204. Biographica Britannica, 1763, vol. vi. Farmer has a note at this passage correcting a remark in the life of Spenser and showing by a quotation from Browne’s Britannia’s Pastorals, that the Faerie Queene was left unfinished,–not that part of it had been lost.

205. Anthony Wood.Fasti, 2d. Edit., v. 1. 208.–It will be seen on turning to the former edition, that the latter part of the paragraph belongs to another Stafford. I have since observed that Wood is not the first who hath given us the true author of the pamphlet” (Fanner). Fasti, ed. Bliss, i. 378. But Stafford’s authorship of this pamphlet has now been disproved: see the English Historical Review, vi. 284-305.

Warton, Thomas. Life of Ralph Bathurst, 2 vols., 1761.

Aubrey. See Brief Lives, ed. Andrew Clark, 1898, vol. ii., pp. 225-227. For Beeston, see vol. i., pp. 96-7.

Crendon. “It was observed in the former edition that this place is not met with in Spelman’s Villare, or in Adams’s Index ; nor, it might have been added, in the first and the last performance of this sort, Speed’s Tables and Whatley’s Gazetteer : perhaps, however, it may be meant under the name of Crandon ; but the inquiry is of no importance.
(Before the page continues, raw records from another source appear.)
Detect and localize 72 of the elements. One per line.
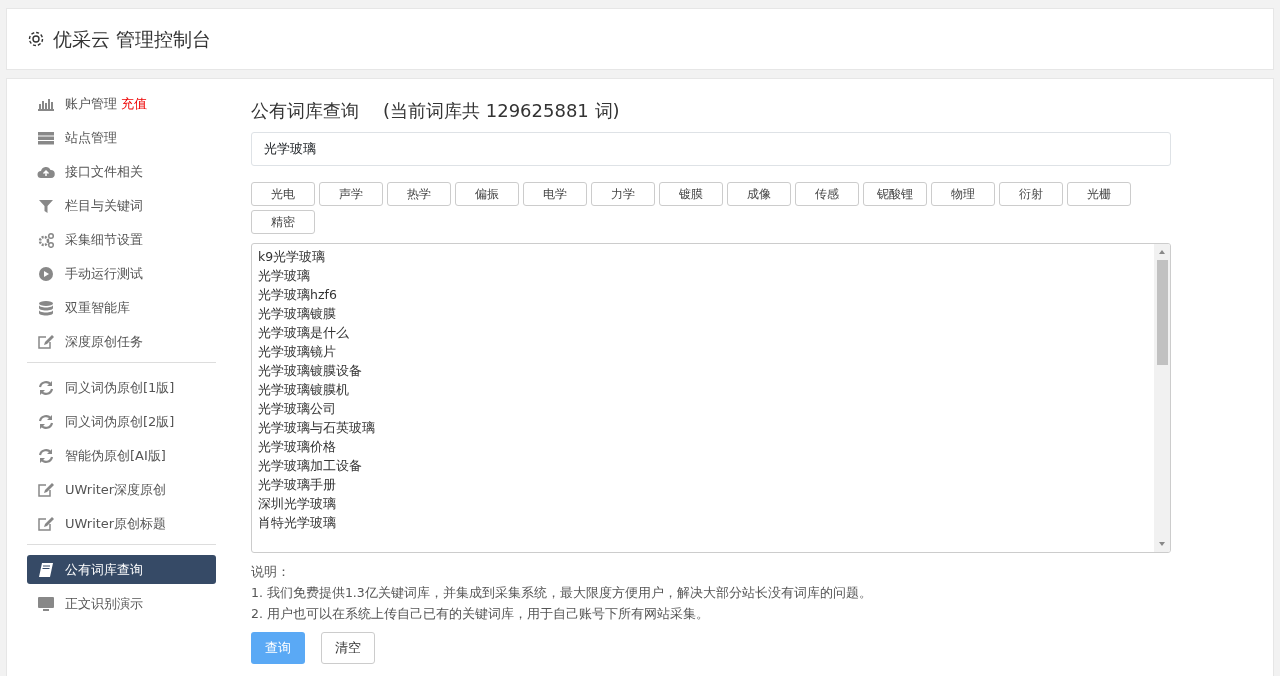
- result-item[interactable]: 肖特光学玻璃: [258, 513, 1148, 532]
- sidebar-item[interactable]: 采集细节设置: [27, 225, 216, 254]
- scroll-up-icon[interactable]: [1158, 248, 1166, 256]
- refresh-icon: [37, 379, 55, 396]
- result-item[interactable]: 光学玻璃与石英玻璃: [258, 418, 1148, 437]
- sidebar-item[interactable]: 双重智能库: [27, 293, 216, 322]
- result-item[interactable]: 光学玻璃hzf6: [258, 285, 1148, 304]
- tag-button[interactable]: 光电: [251, 182, 315, 206]
- result-item[interactable]: 光学玻璃: [258, 266, 1148, 285]
- tag-button[interactable]: 精密: [251, 210, 315, 234]
- search-field[interactable]: 光学玻璃: [251, 132, 1171, 166]
- sidebar-item[interactable]: 账户管理 充值: [27, 89, 216, 118]
- sidebar-item[interactable]: UWriter深度原创: [27, 475, 216, 504]
- recharge-link[interactable]: 充值: [121, 93, 147, 114]
- server-icon: [37, 129, 55, 146]
- play-icon: [37, 265, 55, 282]
- sidebar-item[interactable]: UWriter原创标题: [27, 509, 216, 538]
- sidebar-item[interactable]: 同义词伪原创[2版]: [27, 407, 216, 436]
- sidebar-item[interactable]: 正文识别演示: [27, 589, 216, 618]
- sidebar-item[interactable]: 栏目与关键词: [27, 191, 216, 220]
- settings-icon: [27, 30, 45, 48]
- sidebar-item[interactable]: 站点管理: [27, 123, 216, 152]
- scrollbar-thumb[interactable]: [1156, 260, 1168, 365]
- result-item[interactable]: 光学玻璃是什么: [258, 323, 1148, 342]
- result-item[interactable]: 光学玻璃手册: [258, 475, 1148, 494]
- sidebar-item[interactable]: 智能伪原创[AI版]: [27, 441, 216, 470]
- refresh-icon: [37, 447, 55, 464]
- edit-icon: [37, 481, 55, 498]
- edit-icon: [37, 333, 55, 350]
- filter-icon: [37, 197, 55, 214]
- page-title: 公有词库查询: [251, 99, 359, 123]
- note-text: 1. 我们免费提供1.3亿关键词库，并集成到采集系统，最大限度方便用户，解决大部分站长没有词库的问题。: [251, 584, 873, 602]
- gears-icon: [37, 231, 55, 248]
- sidebar-item[interactable]: 接口文件相关: [27, 157, 216, 186]
- sidebar-item[interactable]: 公有词库查询: [27, 555, 216, 584]
- clear-button[interactable]: 清空: [321, 632, 375, 664]
- tag-button[interactable]: 物理: [931, 182, 995, 206]
- result-item[interactable]: 光学玻璃公司: [258, 399, 1148, 418]
- tag-button[interactable]: 铌酸锂: [863, 182, 927, 206]
- database-icon: [37, 299, 55, 316]
- result-item[interactable]: 光学玻璃镀膜机: [258, 380, 1148, 399]
- monitor-icon: [37, 595, 55, 612]
- tag-button[interactable]: 成像: [727, 182, 791, 206]
- tag-button[interactable]: 传感: [795, 182, 859, 206]
- book-icon: [37, 561, 55, 578]
- tag-button[interactable]: 衍射: [999, 182, 1063, 206]
- result-item[interactable]: 光学玻璃镀膜设备: [258, 361, 1148, 380]
- result-item[interactable]: 光学玻璃加工设备: [258, 456, 1148, 475]
- results-listbox[interactable]: k9光学玻璃 光学玻璃 光学玻璃hzf6 光学玻璃镀膜 光学玻璃是什么 光学玻璃镜片 光学玻璃镀膜设备 光学玻璃镀膜机 光学玻璃公司 光学玻璃与石英玻璃 光学玻璃价格 光学玻璃加工设备 光学玻璃手册 深圳光学玻璃 肖特光学玻璃: [251, 243, 1171, 553]
- tag-button[interactable]: 偏振: [455, 182, 519, 206]
- note-text: 2. 用户也可以在系统上传自己已有的关键词库，用于自己账号下所有网站采集。: [251, 605, 710, 623]
- word-count: (当前词库共 129625881 词): [383, 99, 620, 123]
- result-item[interactable]: 光学玻璃镜片: [258, 342, 1148, 361]
- edit-icon: [37, 515, 55, 532]
- refresh-icon: [37, 413, 55, 430]
- result-item[interactable]: k9光学玻璃: [258, 247, 1148, 266]
- result-item[interactable]: 光学玻璃价格: [258, 437, 1148, 456]
- result-item[interactable]: 光学玻璃镀膜: [258, 304, 1148, 323]
- notes-heading: 说明：: [251, 563, 291, 581]
- tag-button[interactable]: 热学: [387, 182, 451, 206]
- tag-button[interactable]: 力学: [591, 182, 655, 206]
- tag-button[interactable]: 电学: [523, 182, 587, 206]
- tag-button[interactable]: 镀膜: [659, 182, 723, 206]
- result-item[interactable]: 深圳光学玻璃: [258, 494, 1148, 513]
- console-title: 优采云 管理控制台: [53, 27, 212, 51]
- tag-button[interactable]: 声学: [319, 182, 383, 206]
- sidebar-item[interactable]: 同义词伪原创[1版]: [27, 373, 216, 402]
- sidebar-item[interactable]: 手动运行测试: [27, 259, 216, 288]
- scroll-down-icon[interactable]: [1158, 540, 1166, 548]
- sidebar-item[interactable]: 深度原创任务: [27, 327, 216, 356]
- scrollbar[interactable]: [1154, 244, 1170, 552]
- tag-button[interactable]: 光栅: [1067, 182, 1131, 206]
It should, I think, be written Credendon ; tho’ better antiquaries than Aubrey have acquiesced in the vulgar corruption” (Farmer). But Crendon is only a misprint for Grendon.

206. Rowe tells us. See p. 4.

Hamlet revenge. Steevens and Malone “confirm” Farmer’s observation by references to Dekker’s Satiromastix, 1602, and an anonymous play called A Warning for Faire Women, 1599. Farmer is again out in his chronology.

Holt. See above, p. 190. Johnson’s edition of Shakespeare, vol. viii., Appendix, note on viii. 194.

Kirkman, Francis, bookseller, published his Exact Catalogue of all the English Stage Plays in 1671.

Winstanley, William (1628-1698), compiler of Lives of the most famous English Poets, 1687. “These people, who were the Curls of the last age, ascribe likewise to our author those miserable performances Mucidorous and the Merry Devil of Edmonton ” (Farmer).

seven years afterward. “Mr. Pope asserts ‘The troublesome Raigne of King John,’ in two parts, 1611, to have been written by Shakespeare and Rowley: which edition is a mere copy of another in black letter, 1591. But I find his assertion is somewhat to be doubted: for the old edition hath no name of author at all; and that of 1611, the initials only, W. Sh., in the title-page” (Farmer).